Shaw Prize honors cryo-electron tomography innovator

Max Planck Institute biochemist Wolfgang Baumeister will receive $1.2 million

by Laurel Oldach
May 29, 2025

 

Wolfgang Baumeister stands against a wall in the Max Planck Institute of Biochemistry.
Credit: Tezcan Yasamak/Max Planck Institute of Biochemistry
2025 Shaw Prize in Life Science and Medicine laureate Wolfgang Baumeister is the emeritus director of the Max Planck Institute of Biochemistry.

Biochemist Wolfgang Baumeister, director emeritus of the Max Planck Institute of Biochemistry, has received the 2025 Shaw Prize in Life Science and Medicine.

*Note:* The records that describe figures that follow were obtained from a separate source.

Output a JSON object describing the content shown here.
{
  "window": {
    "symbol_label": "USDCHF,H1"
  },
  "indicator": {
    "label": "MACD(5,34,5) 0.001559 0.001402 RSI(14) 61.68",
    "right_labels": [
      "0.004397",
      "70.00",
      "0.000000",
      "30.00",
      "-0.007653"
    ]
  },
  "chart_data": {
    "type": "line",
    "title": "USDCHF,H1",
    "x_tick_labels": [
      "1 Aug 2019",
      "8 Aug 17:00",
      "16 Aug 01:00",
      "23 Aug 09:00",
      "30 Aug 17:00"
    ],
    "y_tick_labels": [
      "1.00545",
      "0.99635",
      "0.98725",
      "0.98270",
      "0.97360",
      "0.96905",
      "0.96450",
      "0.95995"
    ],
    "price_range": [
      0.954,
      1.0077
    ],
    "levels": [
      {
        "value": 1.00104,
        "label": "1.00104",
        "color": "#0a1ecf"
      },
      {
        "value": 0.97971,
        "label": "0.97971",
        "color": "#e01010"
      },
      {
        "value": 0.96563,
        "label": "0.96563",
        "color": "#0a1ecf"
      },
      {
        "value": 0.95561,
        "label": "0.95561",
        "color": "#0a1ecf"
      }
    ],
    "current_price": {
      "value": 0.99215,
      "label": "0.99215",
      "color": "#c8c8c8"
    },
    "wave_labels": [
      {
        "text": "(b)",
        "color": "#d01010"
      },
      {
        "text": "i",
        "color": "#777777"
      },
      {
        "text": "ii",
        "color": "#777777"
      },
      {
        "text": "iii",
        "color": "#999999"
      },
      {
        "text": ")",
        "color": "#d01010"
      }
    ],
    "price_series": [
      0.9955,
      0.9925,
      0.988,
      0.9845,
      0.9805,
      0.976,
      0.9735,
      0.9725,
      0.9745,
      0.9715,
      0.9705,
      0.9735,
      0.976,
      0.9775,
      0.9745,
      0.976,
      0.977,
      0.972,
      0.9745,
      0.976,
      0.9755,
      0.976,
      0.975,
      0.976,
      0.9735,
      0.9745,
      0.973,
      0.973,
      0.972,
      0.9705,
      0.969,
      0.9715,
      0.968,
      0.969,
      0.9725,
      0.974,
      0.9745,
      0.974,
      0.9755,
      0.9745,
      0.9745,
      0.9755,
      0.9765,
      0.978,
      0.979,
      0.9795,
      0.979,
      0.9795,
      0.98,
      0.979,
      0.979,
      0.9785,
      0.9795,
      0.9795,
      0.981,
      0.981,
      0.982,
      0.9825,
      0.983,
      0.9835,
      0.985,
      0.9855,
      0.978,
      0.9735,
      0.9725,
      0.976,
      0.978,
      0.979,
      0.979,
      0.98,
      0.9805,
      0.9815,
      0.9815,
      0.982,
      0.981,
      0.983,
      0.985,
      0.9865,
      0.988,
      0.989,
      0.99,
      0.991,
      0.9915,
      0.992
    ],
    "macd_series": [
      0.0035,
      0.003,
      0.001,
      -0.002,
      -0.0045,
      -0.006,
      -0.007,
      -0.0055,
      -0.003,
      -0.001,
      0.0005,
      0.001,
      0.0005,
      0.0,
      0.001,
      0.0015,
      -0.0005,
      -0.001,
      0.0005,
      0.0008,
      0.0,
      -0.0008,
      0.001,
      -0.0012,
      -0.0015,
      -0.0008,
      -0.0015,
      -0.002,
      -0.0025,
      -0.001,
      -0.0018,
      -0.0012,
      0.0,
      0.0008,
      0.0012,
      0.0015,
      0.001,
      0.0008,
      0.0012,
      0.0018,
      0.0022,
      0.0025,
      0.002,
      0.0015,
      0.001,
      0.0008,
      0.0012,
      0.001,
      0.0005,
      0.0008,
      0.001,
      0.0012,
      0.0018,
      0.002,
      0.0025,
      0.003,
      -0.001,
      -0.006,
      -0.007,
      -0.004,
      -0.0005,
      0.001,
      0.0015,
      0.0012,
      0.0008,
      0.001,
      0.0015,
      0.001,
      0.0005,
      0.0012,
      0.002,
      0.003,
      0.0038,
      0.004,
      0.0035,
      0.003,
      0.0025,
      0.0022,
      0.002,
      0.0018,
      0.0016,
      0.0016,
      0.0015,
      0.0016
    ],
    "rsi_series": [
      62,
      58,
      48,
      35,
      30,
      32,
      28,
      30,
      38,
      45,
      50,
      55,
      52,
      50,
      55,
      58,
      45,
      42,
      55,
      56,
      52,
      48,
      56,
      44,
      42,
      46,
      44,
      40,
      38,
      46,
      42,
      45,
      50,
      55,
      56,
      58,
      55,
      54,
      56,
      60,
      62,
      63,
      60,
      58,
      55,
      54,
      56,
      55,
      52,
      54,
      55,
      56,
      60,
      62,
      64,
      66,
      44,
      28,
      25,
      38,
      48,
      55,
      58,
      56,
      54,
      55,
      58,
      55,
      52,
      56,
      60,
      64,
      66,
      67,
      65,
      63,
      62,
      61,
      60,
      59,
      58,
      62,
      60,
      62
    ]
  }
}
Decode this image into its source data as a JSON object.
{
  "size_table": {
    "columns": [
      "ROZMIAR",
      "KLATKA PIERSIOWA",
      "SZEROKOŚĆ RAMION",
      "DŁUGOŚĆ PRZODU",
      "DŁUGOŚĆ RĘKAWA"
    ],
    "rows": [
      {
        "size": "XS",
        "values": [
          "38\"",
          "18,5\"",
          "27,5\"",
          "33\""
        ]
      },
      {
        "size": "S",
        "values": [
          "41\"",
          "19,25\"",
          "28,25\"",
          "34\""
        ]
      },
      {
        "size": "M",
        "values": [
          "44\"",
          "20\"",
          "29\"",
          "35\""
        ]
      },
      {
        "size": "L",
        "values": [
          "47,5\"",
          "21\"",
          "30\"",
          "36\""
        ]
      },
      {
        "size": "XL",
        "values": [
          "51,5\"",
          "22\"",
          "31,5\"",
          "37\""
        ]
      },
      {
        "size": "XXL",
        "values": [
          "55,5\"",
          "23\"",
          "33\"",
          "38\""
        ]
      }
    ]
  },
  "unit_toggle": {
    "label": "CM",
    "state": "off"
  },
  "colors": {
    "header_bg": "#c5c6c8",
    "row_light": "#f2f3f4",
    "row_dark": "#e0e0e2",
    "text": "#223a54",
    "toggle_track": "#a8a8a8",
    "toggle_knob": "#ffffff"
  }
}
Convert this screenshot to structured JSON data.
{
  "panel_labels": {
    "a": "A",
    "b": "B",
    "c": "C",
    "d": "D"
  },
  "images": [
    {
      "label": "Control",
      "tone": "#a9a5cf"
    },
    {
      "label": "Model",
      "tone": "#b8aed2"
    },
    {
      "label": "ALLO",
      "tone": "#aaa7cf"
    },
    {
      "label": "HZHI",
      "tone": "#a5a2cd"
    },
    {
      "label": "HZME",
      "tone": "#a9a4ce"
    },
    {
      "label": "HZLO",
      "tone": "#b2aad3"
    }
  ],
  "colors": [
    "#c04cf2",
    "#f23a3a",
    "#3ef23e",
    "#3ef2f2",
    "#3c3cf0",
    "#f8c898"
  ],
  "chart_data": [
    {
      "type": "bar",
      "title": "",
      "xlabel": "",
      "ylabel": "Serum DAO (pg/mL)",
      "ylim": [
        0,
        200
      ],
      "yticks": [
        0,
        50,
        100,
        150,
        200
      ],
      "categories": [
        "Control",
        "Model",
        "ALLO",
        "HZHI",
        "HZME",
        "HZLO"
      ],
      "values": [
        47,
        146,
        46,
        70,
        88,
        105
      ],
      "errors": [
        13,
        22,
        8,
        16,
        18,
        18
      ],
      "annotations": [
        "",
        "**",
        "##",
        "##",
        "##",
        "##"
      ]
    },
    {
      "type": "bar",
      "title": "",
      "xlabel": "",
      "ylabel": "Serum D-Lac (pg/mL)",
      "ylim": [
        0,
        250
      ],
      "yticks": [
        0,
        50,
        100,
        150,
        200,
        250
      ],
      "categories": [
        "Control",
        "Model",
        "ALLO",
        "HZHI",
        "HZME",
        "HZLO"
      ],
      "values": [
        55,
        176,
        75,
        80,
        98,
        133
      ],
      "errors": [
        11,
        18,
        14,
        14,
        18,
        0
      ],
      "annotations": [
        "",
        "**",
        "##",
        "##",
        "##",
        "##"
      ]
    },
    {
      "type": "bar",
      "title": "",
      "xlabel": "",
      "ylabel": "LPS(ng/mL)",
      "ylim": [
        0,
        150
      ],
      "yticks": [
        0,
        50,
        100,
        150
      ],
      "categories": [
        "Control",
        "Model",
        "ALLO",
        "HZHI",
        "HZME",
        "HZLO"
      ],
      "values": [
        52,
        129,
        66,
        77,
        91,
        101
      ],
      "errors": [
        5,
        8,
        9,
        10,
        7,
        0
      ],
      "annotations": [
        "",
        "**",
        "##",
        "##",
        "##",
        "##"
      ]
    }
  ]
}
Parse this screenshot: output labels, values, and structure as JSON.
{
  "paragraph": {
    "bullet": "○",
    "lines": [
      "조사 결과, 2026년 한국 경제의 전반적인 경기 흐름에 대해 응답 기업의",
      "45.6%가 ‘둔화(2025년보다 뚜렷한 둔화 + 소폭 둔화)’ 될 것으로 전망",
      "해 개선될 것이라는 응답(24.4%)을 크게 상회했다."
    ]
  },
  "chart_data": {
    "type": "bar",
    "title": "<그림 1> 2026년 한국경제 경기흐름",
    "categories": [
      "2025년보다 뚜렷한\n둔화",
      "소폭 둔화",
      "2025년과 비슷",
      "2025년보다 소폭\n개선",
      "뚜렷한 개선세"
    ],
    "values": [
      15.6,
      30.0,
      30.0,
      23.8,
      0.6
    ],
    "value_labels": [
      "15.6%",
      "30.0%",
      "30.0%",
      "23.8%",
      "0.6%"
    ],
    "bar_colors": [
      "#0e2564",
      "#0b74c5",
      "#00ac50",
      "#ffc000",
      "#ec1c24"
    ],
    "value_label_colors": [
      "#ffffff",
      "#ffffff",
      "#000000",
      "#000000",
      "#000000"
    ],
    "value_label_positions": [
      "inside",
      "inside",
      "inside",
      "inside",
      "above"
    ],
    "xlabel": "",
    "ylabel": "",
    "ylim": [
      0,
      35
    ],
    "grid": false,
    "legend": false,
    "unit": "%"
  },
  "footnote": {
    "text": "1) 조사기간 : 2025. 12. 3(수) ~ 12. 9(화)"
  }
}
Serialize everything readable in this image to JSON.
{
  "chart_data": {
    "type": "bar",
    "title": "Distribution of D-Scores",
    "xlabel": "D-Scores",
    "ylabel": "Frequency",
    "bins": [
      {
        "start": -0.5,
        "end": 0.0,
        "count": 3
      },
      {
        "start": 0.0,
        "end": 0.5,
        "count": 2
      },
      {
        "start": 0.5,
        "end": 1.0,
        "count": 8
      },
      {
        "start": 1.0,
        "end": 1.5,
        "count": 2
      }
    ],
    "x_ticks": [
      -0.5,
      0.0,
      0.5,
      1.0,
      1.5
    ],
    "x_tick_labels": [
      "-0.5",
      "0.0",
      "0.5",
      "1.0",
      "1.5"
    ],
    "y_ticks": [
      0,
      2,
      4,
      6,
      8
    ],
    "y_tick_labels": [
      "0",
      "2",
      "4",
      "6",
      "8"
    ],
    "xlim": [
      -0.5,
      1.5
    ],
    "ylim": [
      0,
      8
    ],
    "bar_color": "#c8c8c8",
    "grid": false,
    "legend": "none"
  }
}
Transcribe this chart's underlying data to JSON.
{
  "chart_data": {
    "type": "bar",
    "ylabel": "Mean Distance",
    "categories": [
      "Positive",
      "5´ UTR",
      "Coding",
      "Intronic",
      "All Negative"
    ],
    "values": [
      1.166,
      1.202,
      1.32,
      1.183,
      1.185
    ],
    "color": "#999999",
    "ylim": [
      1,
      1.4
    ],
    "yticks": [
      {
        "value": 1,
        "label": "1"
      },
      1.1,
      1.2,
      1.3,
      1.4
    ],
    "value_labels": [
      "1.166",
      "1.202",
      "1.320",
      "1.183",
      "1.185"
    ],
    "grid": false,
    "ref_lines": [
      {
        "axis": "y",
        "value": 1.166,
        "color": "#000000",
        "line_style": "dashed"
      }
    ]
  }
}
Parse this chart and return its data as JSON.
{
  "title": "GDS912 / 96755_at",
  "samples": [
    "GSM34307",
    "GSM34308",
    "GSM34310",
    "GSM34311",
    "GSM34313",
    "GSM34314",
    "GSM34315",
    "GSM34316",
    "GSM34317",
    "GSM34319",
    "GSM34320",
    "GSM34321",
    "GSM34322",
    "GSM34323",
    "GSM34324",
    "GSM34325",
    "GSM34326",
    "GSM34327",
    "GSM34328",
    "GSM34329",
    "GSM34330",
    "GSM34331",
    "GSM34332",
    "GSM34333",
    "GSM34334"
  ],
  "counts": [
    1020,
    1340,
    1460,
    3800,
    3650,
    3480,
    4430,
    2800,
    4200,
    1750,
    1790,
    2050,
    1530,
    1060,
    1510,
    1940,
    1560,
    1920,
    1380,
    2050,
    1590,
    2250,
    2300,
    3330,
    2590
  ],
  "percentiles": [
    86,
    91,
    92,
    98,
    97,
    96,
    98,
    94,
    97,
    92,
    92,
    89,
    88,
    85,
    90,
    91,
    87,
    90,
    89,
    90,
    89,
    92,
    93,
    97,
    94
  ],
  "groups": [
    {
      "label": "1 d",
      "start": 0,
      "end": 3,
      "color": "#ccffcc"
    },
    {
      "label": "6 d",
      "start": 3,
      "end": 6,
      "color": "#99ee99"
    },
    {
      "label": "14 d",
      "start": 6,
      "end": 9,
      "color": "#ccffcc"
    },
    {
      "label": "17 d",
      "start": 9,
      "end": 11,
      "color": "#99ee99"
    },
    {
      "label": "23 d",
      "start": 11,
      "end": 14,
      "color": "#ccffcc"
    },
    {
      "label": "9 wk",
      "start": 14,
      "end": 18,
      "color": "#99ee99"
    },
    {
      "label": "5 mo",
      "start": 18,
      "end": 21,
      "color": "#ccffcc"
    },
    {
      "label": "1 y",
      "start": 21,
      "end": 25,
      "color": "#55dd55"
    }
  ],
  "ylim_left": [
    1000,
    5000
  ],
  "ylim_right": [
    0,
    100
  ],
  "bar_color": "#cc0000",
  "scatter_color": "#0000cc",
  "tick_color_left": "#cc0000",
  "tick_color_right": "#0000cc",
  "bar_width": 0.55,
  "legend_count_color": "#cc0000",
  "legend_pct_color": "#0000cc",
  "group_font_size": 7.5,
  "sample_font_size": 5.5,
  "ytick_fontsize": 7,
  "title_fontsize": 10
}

Cryogenic electron tomography (cryo-ET) uses a cryo-electron microscope to collect 3D data about a biological sample by tipping it back and forth relative to an electron beam. The technique can offer more insight into structures in their context in the cell than standard cryo-electron microscopy delivers. Baumeister is a leader in the emerging field of visual proteomics, which proposes to use cryo-ET and other techniques to identify proteins within cells and understand how they work together. Since his arrival at the Max Planck Institute of Biochemistry in 1983, his laboratory has reported structures for increasingly complex macromolecular machines, including nuclear pore complexes, viruses, chloroplasts, and the structures that anchor cilia and flagella to cells. But his lab is best known for its contribution to understanding proteasomes and other mechanisms of protein turnover.

The Shaw Prizes have been awarded annually since 2004 to recognize laureates in three areas: astronomy, mathematical sciences, and life science and medicine. Each award comes with a monetary prize of $1.2 million.